The September 11 Digital Archive, https://911digitalarchive.org/, Roy Rosenzweig Center for History and New Media and American Social History Project/Center for Media and Learning, https://911digitalarchive.org/about , consulted on February 16, 2020
The Library of Congress inaugurated the 9/11 Digital Archive in 2003. The archive is a virtual smorgasbord of materials related to the events of September 11, 2001. It contains thousands of items: newspaper articles from before and after the event, pictures taken by families in front of the Twin Towers just days before the disaster, poems written in honor of first responders and fire fighters, personal compositions written by people who were effected by the events of 9/11, oral histories, news clips, and much more. In total there are over seventy thousand items in the archive. The archive is not purely scholarly, but rather acts as more of a digital home for the memories of those who experienced 9/11. As their about page states, ” The September 11 Digital Archive uses electronic media to collect, preserve, and present the history of the September 11, 2001 attacks in New York, Virginia, and Pennsylvania and the public responses to them. “
The design of the archive is simple, but it works. It is divided into different collections (for example the Anniversary Collections or the Audio Collection). Also, a visitor to the archive can browse the items without having to chose a particular collection; all text submissions, oral histories, videos clips, and photos will be mixed together, instead of being separated into different collections. Interestingly, the archive also has links to additional collections complied from outside sources, and a crowd sourced collection open for visitors to the digital archive to add their own memories of 9/11. Browsing through this collection, a visitor finds memories that are only a few sentences long, and these are usually not composed by those who participated in the events first hand, but instead by those who experienced the events from their T.V. screens or even half way across the world. This is significant, as it reminds the visitor of how far reaching 9/11 was for the American people. The archive also has the usual archive search option and an about page describing how the archive was compiled as well as a staff page thanking the team that put together and currently oversees the archive.

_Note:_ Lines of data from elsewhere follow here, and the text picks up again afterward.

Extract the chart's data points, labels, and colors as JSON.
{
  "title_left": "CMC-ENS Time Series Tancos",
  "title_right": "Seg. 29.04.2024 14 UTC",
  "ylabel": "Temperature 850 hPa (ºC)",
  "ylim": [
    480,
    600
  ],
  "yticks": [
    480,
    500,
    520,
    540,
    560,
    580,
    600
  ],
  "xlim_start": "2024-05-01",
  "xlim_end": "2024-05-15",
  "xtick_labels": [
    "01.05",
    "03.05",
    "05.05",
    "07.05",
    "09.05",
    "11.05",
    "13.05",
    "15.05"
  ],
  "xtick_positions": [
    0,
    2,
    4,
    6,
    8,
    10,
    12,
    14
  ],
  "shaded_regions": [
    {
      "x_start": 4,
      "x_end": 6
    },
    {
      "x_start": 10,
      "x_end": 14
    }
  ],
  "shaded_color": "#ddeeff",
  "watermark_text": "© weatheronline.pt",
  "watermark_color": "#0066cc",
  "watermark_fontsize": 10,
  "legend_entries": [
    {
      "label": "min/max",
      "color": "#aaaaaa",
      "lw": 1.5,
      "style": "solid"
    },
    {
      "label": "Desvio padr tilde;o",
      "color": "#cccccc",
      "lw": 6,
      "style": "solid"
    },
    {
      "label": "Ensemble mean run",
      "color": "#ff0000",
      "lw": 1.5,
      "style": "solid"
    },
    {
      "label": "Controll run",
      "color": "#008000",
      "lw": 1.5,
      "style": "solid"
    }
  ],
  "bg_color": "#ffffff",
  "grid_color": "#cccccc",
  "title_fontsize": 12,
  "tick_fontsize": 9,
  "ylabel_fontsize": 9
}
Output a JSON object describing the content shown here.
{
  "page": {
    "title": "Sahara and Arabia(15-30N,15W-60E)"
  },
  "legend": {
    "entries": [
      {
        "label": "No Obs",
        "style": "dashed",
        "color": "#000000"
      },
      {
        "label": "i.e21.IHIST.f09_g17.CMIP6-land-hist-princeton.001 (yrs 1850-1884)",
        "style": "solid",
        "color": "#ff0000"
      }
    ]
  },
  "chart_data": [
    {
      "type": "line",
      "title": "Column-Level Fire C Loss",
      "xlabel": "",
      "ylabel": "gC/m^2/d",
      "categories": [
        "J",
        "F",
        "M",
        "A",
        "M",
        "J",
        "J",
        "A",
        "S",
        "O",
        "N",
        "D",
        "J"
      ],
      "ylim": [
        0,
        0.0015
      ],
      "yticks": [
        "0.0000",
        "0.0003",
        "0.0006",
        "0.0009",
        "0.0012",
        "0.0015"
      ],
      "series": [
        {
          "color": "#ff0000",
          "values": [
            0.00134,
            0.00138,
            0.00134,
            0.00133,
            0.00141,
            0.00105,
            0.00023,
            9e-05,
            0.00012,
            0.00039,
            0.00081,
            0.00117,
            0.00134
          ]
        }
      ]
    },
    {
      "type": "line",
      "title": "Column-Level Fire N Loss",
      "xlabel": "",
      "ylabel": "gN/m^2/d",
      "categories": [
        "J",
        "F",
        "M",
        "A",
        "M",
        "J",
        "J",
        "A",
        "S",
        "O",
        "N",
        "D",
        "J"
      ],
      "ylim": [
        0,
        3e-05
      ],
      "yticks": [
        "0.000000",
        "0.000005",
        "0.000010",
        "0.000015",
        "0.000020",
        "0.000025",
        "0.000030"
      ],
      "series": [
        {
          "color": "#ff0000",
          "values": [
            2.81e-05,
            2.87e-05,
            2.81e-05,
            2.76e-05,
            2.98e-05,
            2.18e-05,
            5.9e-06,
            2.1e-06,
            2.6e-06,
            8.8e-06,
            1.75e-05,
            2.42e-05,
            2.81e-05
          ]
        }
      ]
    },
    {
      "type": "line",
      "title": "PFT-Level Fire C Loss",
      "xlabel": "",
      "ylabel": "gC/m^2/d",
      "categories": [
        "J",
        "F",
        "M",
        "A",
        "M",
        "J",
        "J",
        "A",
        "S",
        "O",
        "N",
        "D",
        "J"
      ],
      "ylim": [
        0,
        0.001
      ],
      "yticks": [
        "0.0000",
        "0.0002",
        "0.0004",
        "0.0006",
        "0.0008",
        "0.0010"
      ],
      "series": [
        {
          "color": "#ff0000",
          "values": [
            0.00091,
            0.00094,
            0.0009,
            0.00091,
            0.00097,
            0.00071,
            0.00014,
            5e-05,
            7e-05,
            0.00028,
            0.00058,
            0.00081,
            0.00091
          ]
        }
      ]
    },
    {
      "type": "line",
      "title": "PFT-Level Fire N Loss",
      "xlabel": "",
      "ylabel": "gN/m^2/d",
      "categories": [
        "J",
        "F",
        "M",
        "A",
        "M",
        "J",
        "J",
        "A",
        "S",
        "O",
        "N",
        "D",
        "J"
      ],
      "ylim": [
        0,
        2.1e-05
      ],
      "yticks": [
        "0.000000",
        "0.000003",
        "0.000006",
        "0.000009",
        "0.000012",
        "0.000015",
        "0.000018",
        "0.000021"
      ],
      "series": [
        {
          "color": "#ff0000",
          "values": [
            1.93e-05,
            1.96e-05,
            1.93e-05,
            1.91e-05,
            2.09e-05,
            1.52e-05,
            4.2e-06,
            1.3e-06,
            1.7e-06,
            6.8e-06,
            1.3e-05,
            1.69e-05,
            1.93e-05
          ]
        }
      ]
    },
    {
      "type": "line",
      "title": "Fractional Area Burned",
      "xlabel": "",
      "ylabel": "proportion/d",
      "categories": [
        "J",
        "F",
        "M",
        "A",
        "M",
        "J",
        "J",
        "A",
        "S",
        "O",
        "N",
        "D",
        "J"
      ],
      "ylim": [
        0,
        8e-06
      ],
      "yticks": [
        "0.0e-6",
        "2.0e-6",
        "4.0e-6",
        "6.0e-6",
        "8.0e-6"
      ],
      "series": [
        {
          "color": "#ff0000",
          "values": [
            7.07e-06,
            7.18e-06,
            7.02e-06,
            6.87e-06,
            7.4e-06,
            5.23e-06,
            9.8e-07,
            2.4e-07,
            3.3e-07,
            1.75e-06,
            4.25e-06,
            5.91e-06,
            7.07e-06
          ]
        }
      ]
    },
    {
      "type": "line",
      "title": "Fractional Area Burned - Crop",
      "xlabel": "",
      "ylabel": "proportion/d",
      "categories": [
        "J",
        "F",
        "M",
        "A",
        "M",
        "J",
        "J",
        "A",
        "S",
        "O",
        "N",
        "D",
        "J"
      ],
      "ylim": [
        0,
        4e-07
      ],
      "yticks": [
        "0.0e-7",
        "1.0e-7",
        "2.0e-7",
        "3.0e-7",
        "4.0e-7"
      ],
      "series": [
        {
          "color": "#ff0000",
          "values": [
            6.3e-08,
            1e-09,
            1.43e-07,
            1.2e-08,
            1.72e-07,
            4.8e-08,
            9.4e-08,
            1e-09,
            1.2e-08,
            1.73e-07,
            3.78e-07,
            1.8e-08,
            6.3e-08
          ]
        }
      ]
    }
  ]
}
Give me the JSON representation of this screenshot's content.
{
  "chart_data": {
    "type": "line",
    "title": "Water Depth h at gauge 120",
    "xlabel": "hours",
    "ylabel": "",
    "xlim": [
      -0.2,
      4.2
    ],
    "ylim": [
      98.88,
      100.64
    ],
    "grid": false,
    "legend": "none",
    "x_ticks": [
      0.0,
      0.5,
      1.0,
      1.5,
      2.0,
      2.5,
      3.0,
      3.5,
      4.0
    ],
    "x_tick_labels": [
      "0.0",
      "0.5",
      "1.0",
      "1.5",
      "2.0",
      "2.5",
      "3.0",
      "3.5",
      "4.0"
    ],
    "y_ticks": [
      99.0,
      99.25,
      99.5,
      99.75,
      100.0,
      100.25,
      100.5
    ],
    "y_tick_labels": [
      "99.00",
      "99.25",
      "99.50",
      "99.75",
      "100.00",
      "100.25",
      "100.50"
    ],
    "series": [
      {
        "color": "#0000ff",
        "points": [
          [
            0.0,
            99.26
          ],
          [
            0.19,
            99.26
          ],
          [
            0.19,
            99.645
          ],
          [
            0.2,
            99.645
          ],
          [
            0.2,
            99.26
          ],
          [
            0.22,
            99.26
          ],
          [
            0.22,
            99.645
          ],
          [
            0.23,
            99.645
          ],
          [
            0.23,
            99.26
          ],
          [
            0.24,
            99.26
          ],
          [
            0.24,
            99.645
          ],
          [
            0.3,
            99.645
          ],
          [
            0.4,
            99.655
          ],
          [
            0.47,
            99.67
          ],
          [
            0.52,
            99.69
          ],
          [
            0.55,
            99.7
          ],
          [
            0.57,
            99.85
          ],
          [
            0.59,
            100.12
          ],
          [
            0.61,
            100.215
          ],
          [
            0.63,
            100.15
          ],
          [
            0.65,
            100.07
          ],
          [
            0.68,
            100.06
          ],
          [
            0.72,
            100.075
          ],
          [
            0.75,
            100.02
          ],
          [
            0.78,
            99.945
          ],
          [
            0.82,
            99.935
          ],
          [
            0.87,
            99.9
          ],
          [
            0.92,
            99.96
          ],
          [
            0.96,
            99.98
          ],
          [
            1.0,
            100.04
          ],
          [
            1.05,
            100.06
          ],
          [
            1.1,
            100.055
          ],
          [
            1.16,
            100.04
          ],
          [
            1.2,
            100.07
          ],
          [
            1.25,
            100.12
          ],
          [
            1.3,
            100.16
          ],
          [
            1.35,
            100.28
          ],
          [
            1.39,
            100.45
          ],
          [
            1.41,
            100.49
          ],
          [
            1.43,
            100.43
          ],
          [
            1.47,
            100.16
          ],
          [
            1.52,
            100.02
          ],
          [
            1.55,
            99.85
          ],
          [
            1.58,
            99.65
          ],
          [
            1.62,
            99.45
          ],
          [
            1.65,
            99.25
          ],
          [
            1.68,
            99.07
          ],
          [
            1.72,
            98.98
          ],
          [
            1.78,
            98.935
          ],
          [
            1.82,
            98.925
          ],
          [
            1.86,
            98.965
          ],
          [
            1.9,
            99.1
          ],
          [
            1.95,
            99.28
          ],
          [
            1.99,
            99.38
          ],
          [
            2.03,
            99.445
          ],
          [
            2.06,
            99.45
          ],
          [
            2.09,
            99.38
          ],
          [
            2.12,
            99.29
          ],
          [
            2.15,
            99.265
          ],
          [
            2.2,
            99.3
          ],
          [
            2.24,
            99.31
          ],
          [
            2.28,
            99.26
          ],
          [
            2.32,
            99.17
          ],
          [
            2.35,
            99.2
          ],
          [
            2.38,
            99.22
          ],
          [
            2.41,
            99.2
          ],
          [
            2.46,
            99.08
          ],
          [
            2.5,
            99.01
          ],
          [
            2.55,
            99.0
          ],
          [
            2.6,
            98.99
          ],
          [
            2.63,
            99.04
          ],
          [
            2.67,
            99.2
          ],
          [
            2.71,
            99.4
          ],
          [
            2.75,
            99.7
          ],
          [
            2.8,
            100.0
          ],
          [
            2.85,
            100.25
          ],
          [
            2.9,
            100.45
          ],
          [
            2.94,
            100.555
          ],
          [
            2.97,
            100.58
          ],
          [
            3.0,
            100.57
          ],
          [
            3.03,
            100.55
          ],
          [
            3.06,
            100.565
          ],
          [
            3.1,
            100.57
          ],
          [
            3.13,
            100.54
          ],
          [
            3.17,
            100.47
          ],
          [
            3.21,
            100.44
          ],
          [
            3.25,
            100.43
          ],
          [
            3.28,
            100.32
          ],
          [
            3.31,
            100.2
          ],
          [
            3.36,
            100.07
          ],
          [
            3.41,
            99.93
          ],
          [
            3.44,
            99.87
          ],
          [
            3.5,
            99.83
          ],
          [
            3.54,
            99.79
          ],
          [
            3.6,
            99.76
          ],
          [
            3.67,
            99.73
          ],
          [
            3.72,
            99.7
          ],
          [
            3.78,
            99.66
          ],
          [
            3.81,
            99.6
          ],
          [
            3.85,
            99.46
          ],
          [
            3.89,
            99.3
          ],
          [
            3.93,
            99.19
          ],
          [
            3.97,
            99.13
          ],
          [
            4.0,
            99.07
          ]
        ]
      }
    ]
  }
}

The audience for the 9/11 digital archive is extremely diverse. It is meant for all people who remember the events of 9/11. It is not merely limited to those who participated in the events first hand. This is evidenced by the sheer number of items in the archive, as well as the different kinds of submissions; many of which are written by or submitted by ordinary Americans who experienced 9/1 1. These submissions, as noted above, range from oral submissions to simple text submissions. However, all the submissions offer insight into how Americans viewed 9/11, both then and now.
The archive, as mentioned before, has a simple layout. However, it has a unique history in that it was the first digital archive to be accepted into the Library of Congress, thus helping to insure that it would be preserved for posterity. In 2011, the archive was moved to Omeka, where the website was relaunched on a more stable platform. This fathered the project team’s goal of preserving the archive and these memories forever.
The original team that put together the 9/11 Digital Archive is made up mostly of archive and meta data experts from George Mason University’s Center for History and New Media as well as historians, investigators, programmers, and web designers from City University of New York Graduate Center and John Jay College, City of New York University. Today, the project is overseen by a team from the Roy Rosenzweig Center for History and New Media. The 9/11 digital archive has also attracted many influential partners such as the Library of Congress and The Smithsonian Institute which have helped to preserve and grow the archive. Additionally, visitors to the archive can make their own contributions thus adding their voices and their stories to the it..
The 9/11 Digital Archive is a simple, well organized, and meaningful archive that successfully catalogs the emotional turmoil felt by a nation and its people during one of the most tragic days in its history.